Clube dos Poetas Imortais: António Cabral (1931-2007)

 

António Cabral foi um dos maiores poetas da região de Trás-os-Montes e Alto Douro. Melhor: foi um dos maiores poetas portugueses do século XX. Não provocando o clamor mediático de um Torga, a sua poesia atingiu uma qualidade incomum e à qual, até agora, não se fez a devida justiça. Mas nem só poesia escreveu, pois da sua bibliografia constam, além de 15 colectâneas poéticas, cinco volumes de ficção e sete volumes de teatro. Para além de livros didácticos e de ensaios literários.

Publicou também obras sobre etnografia e antropologia, nomeadamente sobre jogos populares, matéria em que se tornou um grande especialista. A ele se deve ainda um dos mais belos textos escritos sobre José Afonso, «Introdução às canções de José Afonso», publicado no livro «Cantar de Novo» (Nova Realidade, 1970). Neste clube tenho incluído grandes poetas da lusofonia, alguns deles meus amigos. É o caso do António Cabral com o qual colaborei e que comigo colaborou em numerosas iniciativas. Um bom amigo e um grande escritor.

 

 

 

António Cabral nasceu em Castedo do Douro (Alijó) em 30 de Abril de 1921 e faleceu em 23 de Outubro de 2007 em Vila Real. Sacerdote católico até 1972, pediu dispensa e casou, dedicando-se ao ensino. Além de grande poeta, dramaturgo e romancista, foi um activo agente cultural, sendo co-fundador das revistas Setentrião e Tellus. Vemo-lo na fotografia com Amadeu Ferreira, o escritor e principal defensor da língua mirandesa. De António Cabral escolhi o poema Acorda amor, publicado na antologia poética «Vietname», que organizei em colaboração com Manuel Simões. Parece-me dar uma ideia do grande poeta que é o «imortal» que hoje vos apresento – Meus amigos, deixo-vos na companhia de António Cabral:

            Acorda amor

            Acorda, amor. Não ouves o silêncio

            ranger à volta da nossa casa?

            Algo se passa. As aves na palmeira

            do pátio acabam de estremecer.
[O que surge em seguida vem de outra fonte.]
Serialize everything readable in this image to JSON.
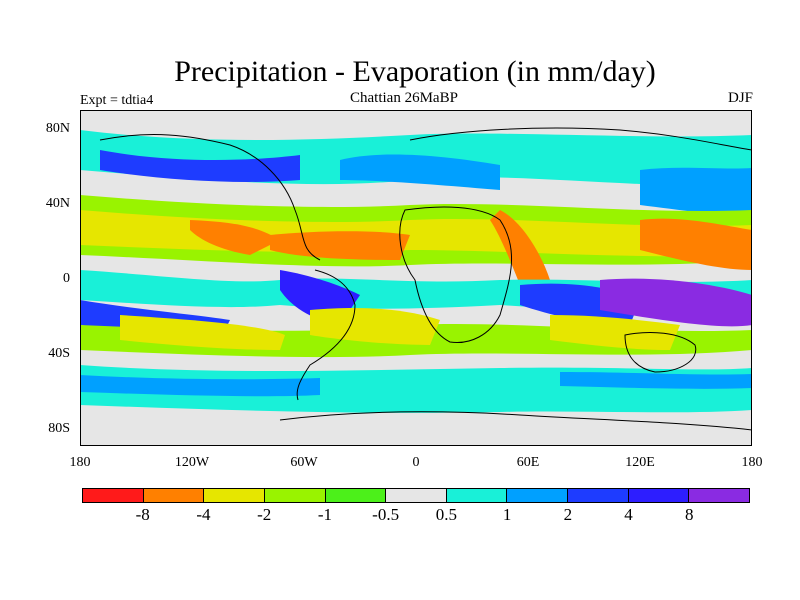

            Ouço-as pelas frestas da velha parede

            e o medo volta de novo ao meu coração.

            Bem sei que não devia ter medo, que o sono

            é esse doce país cantado pelo poeta,

            onde os rios não correm somente

            para demarcar os ódios, e as nuvens

            apenas ocultam a boa água fertilizante.

            Condeno-me por isto. Por tremer

            diante dum pensamento e acordar, a teu lado,

            quando um leve sussurro atravessa a noite.

            É como se a tua presença não bastasse,

            fechando não sei que porta imaginável.

            Desculpa, amor. Mas tremo. A teu lado.

            Apesar do teu rosto amanhecente.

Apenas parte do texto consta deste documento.